David from the dentist

“Is this FOREVER?”  the kid asks, and his dad laughs.  We chuckle because we know that it’s such a kid thing to say.  It’s easy for kids to think that a present, temporary state will last forever, because they’re not as used to change as we are.  They haven’t seen the myriad ways in which what once seemed permanent begins to shift and melt away.  People around you pass away, you move, and age, and your body begins to change too without your having any say in it.

This is where I am right now.  Constantly asking “Is this going to be FOREVER?”  Am at the crux of not knowing whether I am young or old, whether I should be wholly responsible for myself, or still entwined with my family.  Law school or grad school or work or what?  There aren’t any grades or rules anymore to measure myself by.  That’s alternately, simultaneously liberating and frightening.  What now?  is the question that constantly presents itself.  What should I try next?  And how to get there?

I’m 24 years old right now.  It’s important to stop and think about that, because it’s too easy to watch the days, weeks, and months slip by without being conscious of what substantive things I’ve been able to do in that time.  I won’t wait passively for the next big thing, the next ready-made pre-fab Ikea life goal to present itself before deciding what I can be and do in the world.

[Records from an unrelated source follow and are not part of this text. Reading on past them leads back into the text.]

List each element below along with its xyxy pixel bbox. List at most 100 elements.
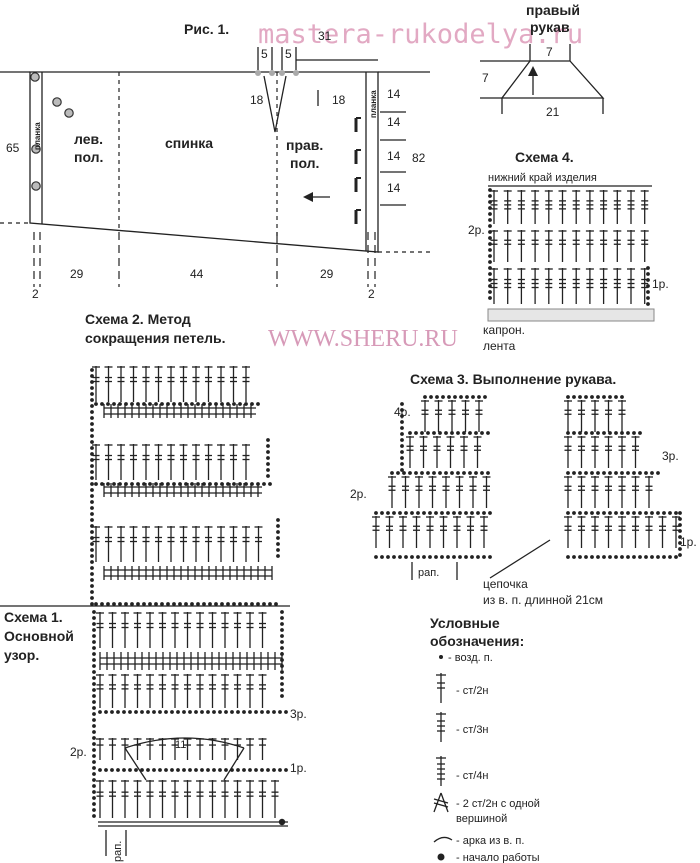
chain-stitch xyxy=(226,402,230,406)
chain-stitch xyxy=(100,402,104,406)
panel-left-line2: пол. xyxy=(74,149,103,165)
chain-stitch xyxy=(590,431,594,435)
chain-stitch xyxy=(662,511,666,515)
dim-top-notch-a: 5 xyxy=(261,47,268,61)
chain-stitch xyxy=(92,646,96,650)
chain-stitch xyxy=(278,768,282,772)
chain-stitch xyxy=(468,431,472,435)
chain-stitch xyxy=(184,402,188,406)
chain-stitch xyxy=(614,431,618,435)
chain-stitch xyxy=(420,431,424,435)
chain-stitch xyxy=(440,555,444,559)
chain-stitch xyxy=(90,560,94,564)
chain-stitch xyxy=(632,511,636,515)
chain-stitch xyxy=(172,402,176,406)
scheme1-row1: 1р. xyxy=(290,761,307,775)
chain-stitch xyxy=(477,395,481,399)
chain-stitch xyxy=(136,482,140,486)
chain-stitch xyxy=(248,768,252,772)
chain-stitch xyxy=(90,374,94,378)
sleeve-title-line2: рукав xyxy=(530,19,570,35)
chain-stitch xyxy=(184,482,188,486)
chain-stitch xyxy=(280,622,284,626)
stitch-mark-2 xyxy=(269,70,275,76)
chain-stitch xyxy=(90,500,94,504)
chain-stitch xyxy=(244,402,248,406)
placket-label-right: планка xyxy=(369,90,378,118)
chain-stitch xyxy=(464,555,468,559)
chain-stitch xyxy=(374,511,378,515)
sleeve-outline xyxy=(500,60,605,99)
chain-stitch xyxy=(280,682,284,686)
stitch-mark-1 xyxy=(255,70,261,76)
chain-stitch xyxy=(482,555,486,559)
chain-stitch xyxy=(280,688,284,692)
chain-stitch xyxy=(266,438,270,442)
chain-stitch xyxy=(620,555,624,559)
chain-stitch xyxy=(260,768,264,772)
scheme1-title-line1: Схема 1. xyxy=(4,609,63,625)
chain-stitch xyxy=(90,434,94,438)
chain-stitch xyxy=(284,710,288,714)
chain-stitch xyxy=(584,555,588,559)
chain-stitch xyxy=(638,511,642,515)
chain-stitch xyxy=(178,602,182,606)
chain-stitch xyxy=(92,730,96,734)
chain-stitch xyxy=(400,462,404,466)
chain-stitch xyxy=(260,710,264,714)
chain-stitch xyxy=(212,710,216,714)
scheme4-tape-line2: лента xyxy=(483,339,516,353)
stitch-mark-3 xyxy=(279,70,285,76)
chain-stitch xyxy=(90,422,94,426)
chain-stitch xyxy=(208,602,212,606)
chain-stitch xyxy=(274,602,278,606)
chain-stitch xyxy=(188,710,192,714)
chain-stitch xyxy=(422,555,426,559)
chain-stitch xyxy=(435,395,439,399)
chain-stitch xyxy=(447,395,451,399)
chain-stitch xyxy=(206,768,210,772)
chain-stitch xyxy=(410,511,414,515)
scheme1-row3: 3р. xyxy=(290,707,307,721)
chain-stitch xyxy=(438,471,442,475)
chain-stitch xyxy=(176,768,180,772)
legend-dc2-label: - ст/2н xyxy=(456,685,489,697)
chain-stitch xyxy=(90,452,94,456)
chain-stitch xyxy=(90,404,94,408)
chain-stitch xyxy=(248,710,252,714)
legend-dc4-icon xyxy=(436,756,446,786)
chain-stitch xyxy=(480,431,484,435)
chain-stitch xyxy=(94,602,98,606)
chain-stitch xyxy=(90,554,94,558)
chain-stitch xyxy=(276,518,280,522)
chain-stitch xyxy=(644,511,648,515)
chain-stitch xyxy=(90,578,94,582)
sleeve-diagram: правый рукав 7 7 21 xyxy=(480,2,605,119)
chain-stitch xyxy=(656,511,660,515)
chain-stitch xyxy=(656,471,660,475)
chain-stitch xyxy=(678,523,682,527)
scheme3-title: Схема 3. Выполнение рукава. xyxy=(410,371,616,387)
chain-stitch xyxy=(572,395,576,399)
chain-stitch xyxy=(483,395,487,399)
chain-stitch xyxy=(596,555,600,559)
nylon-tape xyxy=(487,308,655,322)
scheme3-row3: 3р. xyxy=(662,449,679,463)
legend-arc-icon xyxy=(433,836,453,843)
chain-stitch xyxy=(278,710,282,714)
chain-stitch xyxy=(602,431,606,435)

There is much that is broken in this world.  Once you’ve acknowledged this as a truth for you, you have a series of choices.  Watch the problems unfold from a distance (until the tide reaches you), run for the nearest shelter and wait for the storm to pass (which it never will.  there will always be storms), do what you can to help rectify them.  I’ve always said that I don’t need to save the world, change the world.  Just make the world a little better in my own small way, every day, in a sustainable way.  It might not be enough.  It might be a futile gesture, and it will be hard.  It might be thankless in the sense of social and financial status.  But at least attempt, that’s all we can do.  You can choose for yourself what the project of your life will be, which you will never finish.  That is the truth, you endlessly optimistic Americans.  But it’s ok.  Choose what will give you meaning, or make meaning for yourself.